Back to the “secret meeting tent,” as they came to dub it, they went. “Okay, we can all but rule out Zolnerowich,” said Uriah. “If he isn’t sparing us for repopulation, what could his motive be? I mean, if we go with your ‘power trip’ theory, is there any way we can make this guy believe he still has power even as he lets us out?”
“We could just sneak a secret weapon out as we surrender out loud – nah, forget that, he’s probably been monitoring every object here to make sure that doesn’t happen.” She groaned.
“Not like we have anything that could stand up to all those bots, big and small. Face it, the only strategy we have is to earn his trust, and even with that there’s the problem of whatever he used to get me drunk.” He paused, then punched the floor. “There’s gotta be a way out, somehow!”
“Let’s not reject ideas before we test them. Check your pockets.” He only just realized the implications of his wearing the clothes he’d worn as an Organic, but he decided not to mention it. “Is there anything that could help us and that he wouldn’t know about?”
Turning to one’s pockets was the last resort of a very desperate soul, but the search did yield a crumpled sheet of paper, the fruit of his snooping through the nether regions of the Bio-Bazaar. Spread out on the floor, it depicted the intricate mechanical anatomy of a spider-like robot.
“Where’d you get that?” Sabrina said as if she’d take even a wad of lint seriously.
“At that store that ended up breaking my leg.” He described what he’d found down there. “I took it because I knew from the scale that it was for a nano. Could’ve helped with Project Immortality, like that’s gonna happen now.”
“Dennis, do you remember any names you saw in that basement?”

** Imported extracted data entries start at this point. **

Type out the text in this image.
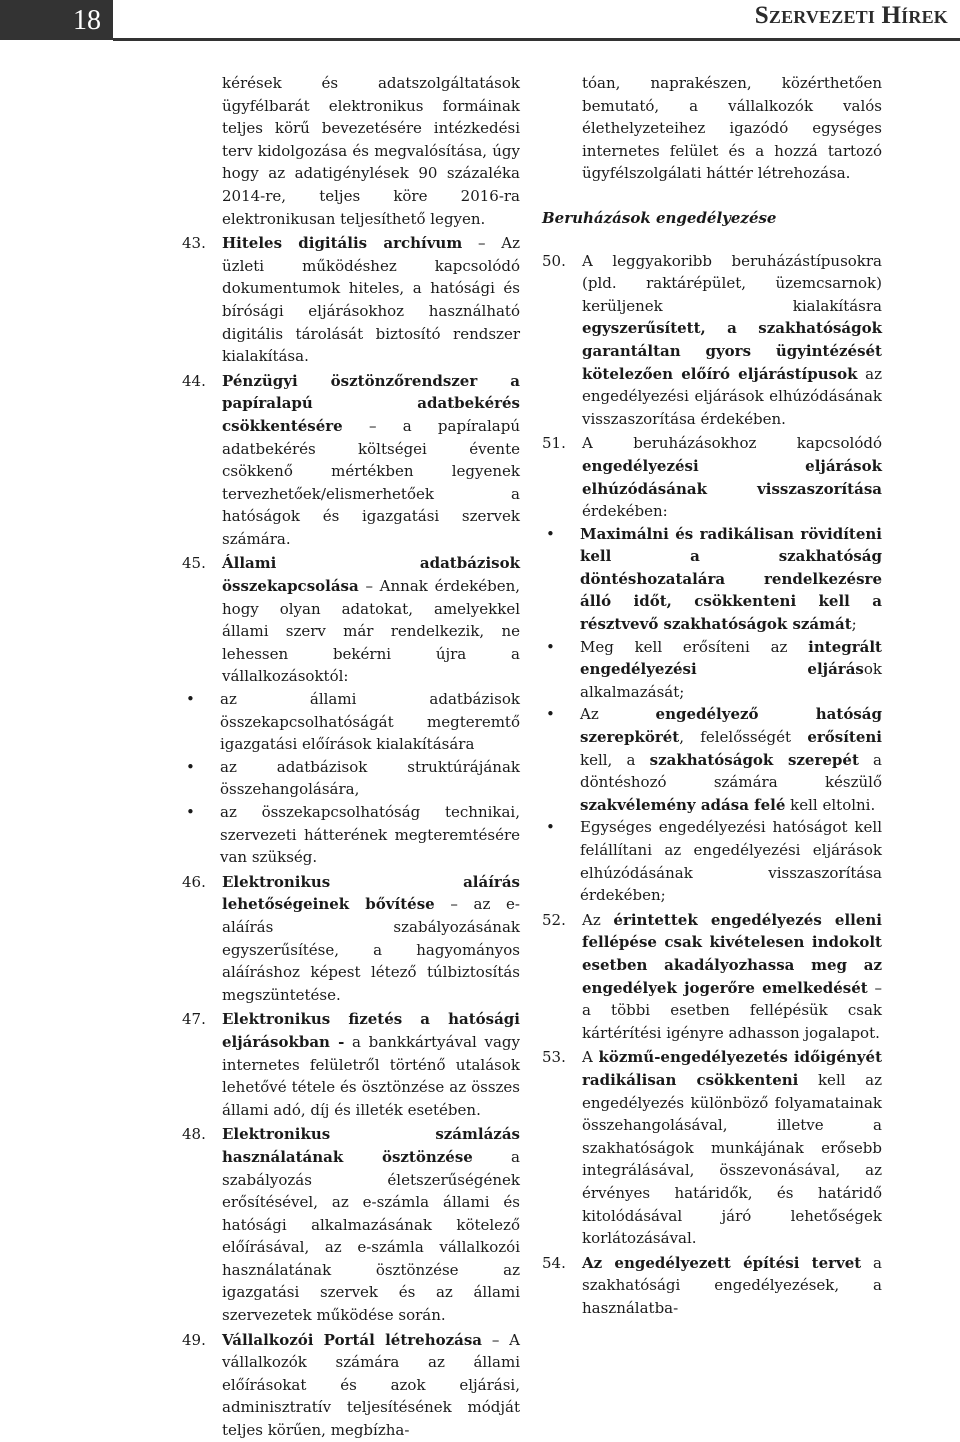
18	Szervezeti Hírek

kérések és adatszolgáltatások ügyfélbarát elektronikus formáinak teljes körű bevezetésére intézkedési terv kidolgozása és megvalósítása, úgy hogy az adatigénylések 90 százaléka 2014-re, teljes köre 2016-ra elektronikusan teljesíthető legyen.

43. Hiteles digitális archívum – Az üzleti működéshez kapcsolódó dokumentumok hiteles, a hatósági és bírósági eljárásokhoz használható digitális tárolását biztosító rendszer kialakítása.
44. Pénzügyi ösztönzőrendszer a papíralapú adatbekérés csökkentésére – a papíralapú adatbekérés költségei évente csökkenő mértékben legyenek tervezhetőek/elismerhetőek a hatóságok és igazgatási szervek számára.
45. Állami adatbázisok összekapcsolása – Annak érdekében, hogy olyan adatokat, amelyekkel állami szerv már rendelkezik, ne lehessen bekérni újra a vállalkozásoktól:
• az állami adatbázisok összekapcsolhatóságát megteremtő igazgatási előírások kialakítására
• az adatbázisok struktúrájának összehangolására,
• az összekapcsolhatóság technikai, szervezeti hátterének megteremtésére van szükség.
46. Elektronikus aláírás lehetőségeinek bővítése – az e-aláírás szabályozásának egyszerűsítése, a hagyományos aláíráshoz képest létező túlbiztosítás megszüntetése.
47. Elektronikus fizetés a hatósági eljárásokban - a bankkártyával vagy internetes felületről történő utalások lehetővé tétele és ösztönzése az összes állami adó, díj és illeték esetében.
48. Elektronikus számlázás használatának ösztönzése a szabályozás életszerűségének erősítésével, az e-számla állami és hatósági alkalmazásának kötelező előírásával, az e-számla vállalkozói használatának ösztönzése az igazgatási szervek és az állami szervezetek működése során.
49. Vállalkozói Portál létrehozása – A vállalkozók számára az állami előírásokat és azok eljárási, adminisztratív teljesítésének módját teljes körűen, megbízha-

tóan, naprakészen, közérthetően bemutató, a vállalkozók valós élethelyzeteihez igazódó egységes internetes felület és a hozzá tartozó ügyfélszolgálati háttér létrehozása.

Beruházások engedélyezése

50. A leggyakoribb beruházástípusokra (pld. raktárépület, üzemcsarnok) kerüljenek kialakításra egyszerűsített, a szakhatóságok garantáltan gyors ügyintézését kötelezően előíró eljárástípusok az engedélyezési eljárások elhúzódásának visszaszorítása érdekében.
51. A beruházásokhoz kapcsolódó engedélyezési eljárások elhúzódásának visszaszorítása érdekében:
• Maximálni és radikálisan rövidíteni kell a szakhatóság döntéshozatalára rendelkezésre álló időt, csökkenteni kell a résztvevő szakhatóságok számát;
• Meg kell erősíteni az integrált engedélyezési eljárások alkalmazását;
• Az engedélyező hatóság szerepkörét, felelősségét erősíteni kell, a szakhatóságok szerepét a döntéshozó számára készülő szakvélemény adása felé kell eltolni.
• Egységes engedélyezési hatóságot kell felállítani az engedélyezési eljárások elhúzódásának visszaszorítása érdekében;
52. Az érintettek engedélyezés elleni fellépése csak kivételesen indokolt esetben akadályozhassa meg az engedélyek jogerőre emelkedését – a többi esetben fellépésük csak kártérítési igényre adhasson jogalapot.
53. A közmű-engedélyezetés időigényét radikálisan csökkenteni kell az engedélyezés különböző folyamatainak összehangolásával, illetve a szakhatóságok munkájának erősebb integrálásával, összevonásával, az érvényes határidők, és határidő kitolódásával járó lehetőségek korlátozásával.
54. Az engedélyezett építési tervet a szakhatósági engedélyezések, a használatba-
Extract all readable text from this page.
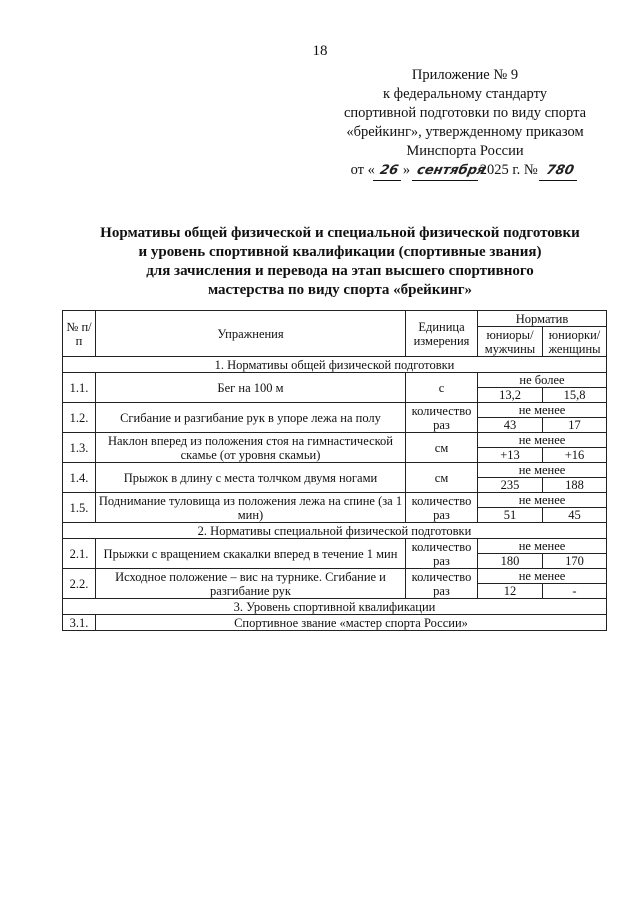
18
Приложение № 9
к федеральному стандарту
спортивной подготовки по виду спорта
«брейкинг», утвержденному приказом
Минспорта России
от « 26 » сентября2025 г. № 780
Нормативы общей физической и специальной физической подготовки
и уровень спортивной квалификации (спортивные звания)
для зачисления и перевода на этап высшего спортивного
мастерства по виду спорта «брейкинг»
№ п/п	Упражнения	Единица измерения	Норматив	
			юниоры/ мужчины	юниорки/ женщины
1. Нормативы общей физической подготовки				
1.1.	Бег на 100 м	с	не более	
			13,2	15,8
1.2.	Сгибание и разгибание рук в упоре лежа на полу	количество раз	не менее	
			43	17
1.3.	Наклон вперед из положения стоя на гимнастической скамье (от уровня скамьи)	см	не менее	
			+13	+16
1.4.	Прыжок в длину с места толчком двумя ногами	см	не менее	
			235	188
1.5.	Поднимание туловища из положения лежа на спине (за 1 мин)	количество раз	не менее	
			51	45
2. Нормативы специальной физической подготовки				
2.1.	Прыжки с вращением скакалки вперед в течение 1 мин	количество раз	не менее	
			180	170
2.2.	Исходное положение – вис на турнике. Сгибание и разгибание рук	количество раз	не менее	
			12	-
3. Уровень спортивной квалификации				
3.1.	Спортивное звание «мастер спорта России»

He looked at her with significantly less enthusiasm than she was showing. “What, don’t tell me you think the crackpot who had an insecure bomb shelter integrated in his store is our perp?”

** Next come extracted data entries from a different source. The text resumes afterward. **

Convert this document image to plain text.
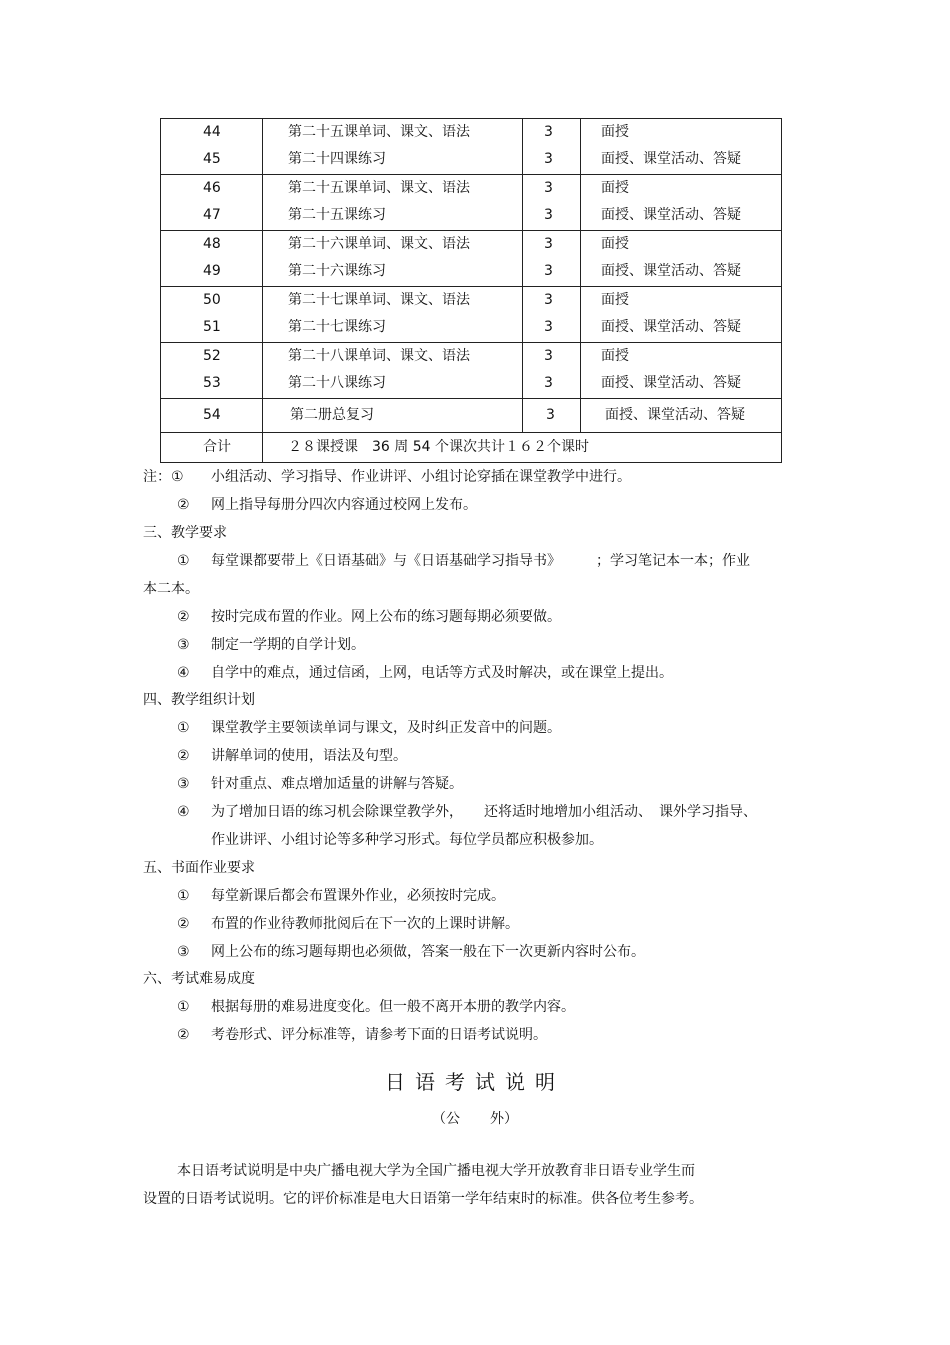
44	第二十五课单词、课文、语法	3	面授
45	第二十四课练习	3	面授、课堂活动、答疑
46	第二十五课单词、课文、语法	3	面授
47	第二十五课练习	3	面授、课堂活动、答疑
48	第二十六课单词、课文、语法	3	面授
49	第二十六课练习	3	面授、课堂活动、答疑
50	第二十七课单词、课文、语法	3	面授
51	第二十七课练习	3	面授、课堂活动、答疑
52	第二十八课单词、课文、语法	3	面授
53	第二十八课练习	3	面授、课堂活动、答疑
54	第二册总复习	3	面授、课堂活动、答疑
合计	２８课授课　36 周 54 个课次共计１６２个课时
注：① 小组活动、学习指导、作业讲评、小组讨论穿插在课堂教学中进行。
② 网上指导每册分四次内容通过校网上发布。
三、教学要求
① 每堂课都要带上《日语基础》与《日语基础学习指导书》　　　；学习笔记本一本；作业
本二本。
② 按时完成布置的作业。网上公布的练习题每期必须要做。
③ 制定一学期的自学计划。
④ 自学中的难点，通过信函，上网，电话等方式及时解决，或在课堂上提出。
四、教学组织计划
① 课堂教学主要领读单词与课文，及时纠正发音中的问题。
② 讲解单词的使用，语法及句型。
③ 针对重点、难点增加适量的讲解与答疑。
④ 为了增加日语的练习机会除课堂教学外，　　还将适时地增加小组活动、　课外学习指导、
作业讲评、小组讨论等多种学习形式。每位学员都应积极参加。
五、书面作业要求
① 每堂新课后都会布置课外作业，必须按时完成。
② 布置的作业待教师批阅后在下一次的上课时讲解。
③ 网上公布的练习题每期也必须做，答案一般在下一次更新内容时公布。
六、考试难易成度
① 根据每册的难易进度变化。但一般不离开本册的教学内容。
② 考卷形式、评分标准等，请参考下面的日语考试说明。
日语考试说明
（公 外）
本日语考试说明是中央广播电视大学为全国广播电视大学开放教育非日语专业学生而
设置的日语考试说明。它的评价标准是电大日语第一学年结束时的标准。供各位考生参考。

She ignored his tone. “So it’s a ‘he’?”
“Yeah. I remember yoinking the card key from him, but I couldn’t tell ya a name. I really doubt he’s our guy, though.”
“Why not?”
“Uh, he’s dead?”
“Sure, but it takes more than one human to run a store, even these days. Think about it. Isn’t it possible that he wasn’t really crazy after all, that he made that shelter to protect himself from some, I dunno, radiation that caused the Dethroning?” He supposed that was her word for recent tragedies. Sabrina’s eyes brightened. “Wait – no! It’s not radiation, it’s nanos, like you said before! Maybe a human could hack the security and get inside the shelter, but could nanobots?”

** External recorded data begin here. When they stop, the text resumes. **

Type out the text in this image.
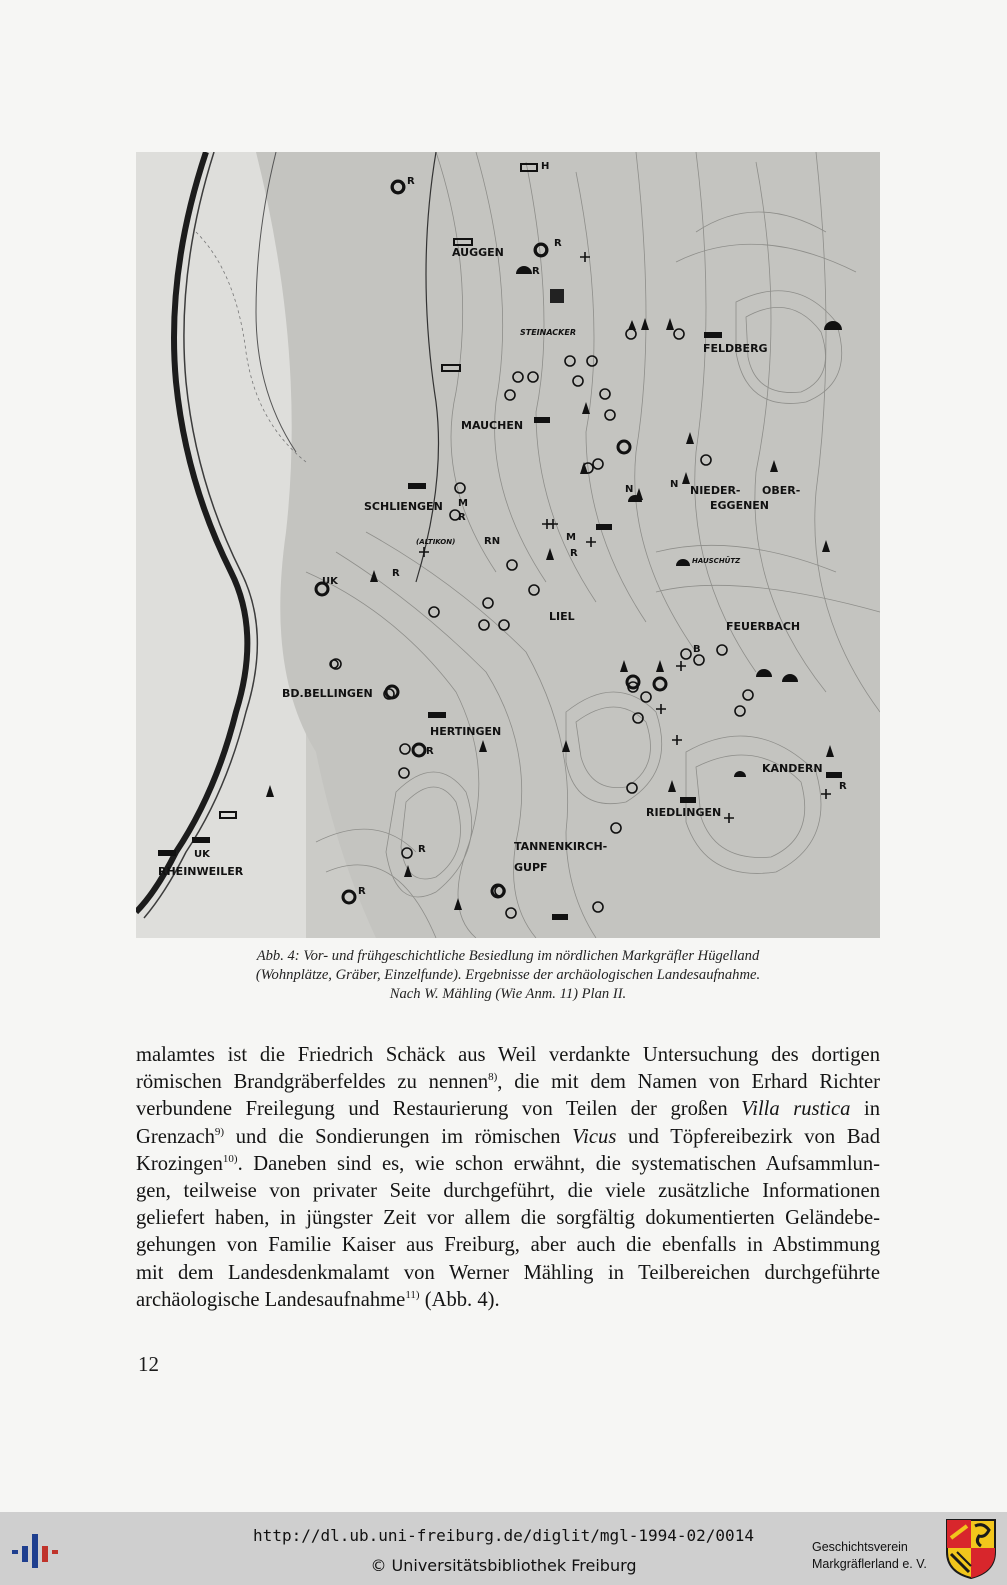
AUGGEN
STEINACKER
FELDBERG
MAUCHEN
SCHLIENGEN
(ALTIKON)
NIEDER- OBER-
EGGENEN
HAUSCHÜTZ
LIEL
FEUERBACH
BD.BELLINGEN
HERTINGEN
KANDERN
RIEDLINGEN
TANNENKIRCH-
GUPF
RHEINWEILER
R
H
R
R
M
R
N	N
RN	M
R
UK
R
B
R
R
UK	R
R
Abb. 4: Vor- und frühgeschichtliche Besiedlung im nördlichen Markgräfler Hügelland
(Wohnplätze, Gräber, Einzelfunde). Ergebnisse der archäologischen Landesaufnahme.
Nach W. Mähling (Wie Anm. 11) Plan II.
malamtes ist die Friedrich Schäck aus Weil verdankte Untersuchung des dortigen
römischen Brandgräberfeldes zu nennen$^{8)}$, die mit dem Namen von Erhard Richter
verbundene Freilegung und Restaurierung von Teilen der großen Villa rustica in
Grenzach$^{9)}$ und die Sondierungen im römischen Vicus und Töpfereibezirk von Bad
Krozingen$^{10)}$. Daneben sind es, wie schon erwähnt, die systematischen Aufsammlun-
gen, teilweise von privater Seite durchgeführt, die viele zusätzliche Informationen
geliefert haben, in jüngster Zeit vor allem die sorgfältig dokumentierten Geländebe-
gehungen von Familie Kaiser aus Freiburg, aber auch die ebenfalls in Abstimmung
mit dem Landesdenkmalamt von Werner Mähling in Teilbereichen durchgeführte
archäologische Landesaufnahme$^{11)}$ (Abb. 4).
12
http://dl.ub.uni-freiburg.de/diglit/mgl-1994-02/0014
© Universitätsbibliothek Freiburg
Geschichtsverein
Markgräflerland e. V.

“Sounds brilliantly convenient, which is exactly why it isn’t likely. Possibility isn’t probability, and even granting you’re right, why would he mess around with us? Someone who runs a market ain’t a disgruntled potential power addict.”
“Well, didn’t you say yourself that Transhumans tend to commit hate crimes against Organics? And if that’s the case, he could be willing to let you go now.”
“Shh.” He thought about it, a little disturbed by the zeal with which Sabrina had presented her hypothesis, but he gave in. “Okay, I’ll humor you. I’ll go to the stairs and see if he’ll let me out. But I’ll need a wedge in case this works, for your sake. It has to be discreet.”
“Not necessary. You’re a Transhuman, remember? You could out-box almost any Organic in the pro leagues.”
Somehow that perk had never before occurred to him. “All right. Wish me luck.”
Uriah stood up into the exposed basement. Strangely, it had become a quaint home away from no home to him. His eyes scanned the surroundings before he headed for the door.